Realistic Handling of Heterogeneous Supervision: The paper acknowledges that binary logs are cheap while causal annotations are expensive. This setting mirrors real-world deployment better than "full dense annotation" assumptions and explains why naive SFT-S+D fails.
Refinement as Part of the Training Distribution: Unlike simple prompt tricks that only work at inference, ARMOR trains the model to experience its own previous outputs. This ensures it learns how to recover from its own error states.
Self-certainty Selection for Reward-less Scenarios: It is difficult to get online rewards for failure reasoning. Using detection and explanation entropy for candidate selection avoids the overhead of training external reward models.
Transferability to Other Diagnostic Tasks: This paradigm can extend to safety violation identification, recovery strategy suggestion, or root cause analysis. Whenever there is a cheap discrete label backed by an expensive natural language explanation, multi-task refinement is applicable.

Limitations & Future Work¶

Explanations can still drift. Example cases in ARMBench showed the model maintaining correct detection but misidentifying "torn book cover" as a collision, indicating low entropy does not guarantee semantic truth.
Supervision is primarily visual. Real failures often require torque, joint states, vacuum pressure, or system logs; vision alone may miss excessive force or internal system errors.
Explanation evaluation still relies on LLM fuzzy matching and ROUGE-L. While better than regex, these metrics might favor fluent explanations over strictly verified causal chains.
Online training costs are high due to multi-round rollouts on 8×H100/A100 clusters.

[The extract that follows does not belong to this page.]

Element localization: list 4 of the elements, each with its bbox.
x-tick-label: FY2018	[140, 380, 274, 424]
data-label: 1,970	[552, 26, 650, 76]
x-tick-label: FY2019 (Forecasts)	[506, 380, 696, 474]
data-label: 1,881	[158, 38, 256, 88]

vs AHA: AHA uses a single text format and relies more on complete failure mode labels. ARMOR decouples tasks and handles sparse/dense hybrid training, making it more robust under label imbalance.
vs off-the-shelf VLM: General models like Qwen2.5-VL have visual common sense but lack alignment with robotic failure boundaries, resulting in near-random detection. ARMOR demonstrates that task-specific fine-tuning is essential for safety and diagnostic tasks.
vs RISE / Self-Refine: ARMOR adapts recursive self-improvement to video VLMs in robotics, replacing oracle rewards with imitation learning and internal entropy signals.

Rating¶

Novelty: ⭐⭐⭐⭐☆ Combines multi-task heads, heterogeneous supervision, and self-refinement into a clear new pipeline for robotic failure reasoning.
Experimental Thoroughness: ⭐⭐⭐⭐☆ Covers simulation and real warehouse data, cross-domain transfer, and extensive ablations.
Writing Quality: ⭐⭐⭐⭐☆ Clear logic and well-explained components.
Value: ⭐⭐⭐⭐⭐ Highly relevant to practical failure diagnosis in robotic deployment, especially regarding the sparse log/expensive annotation reality.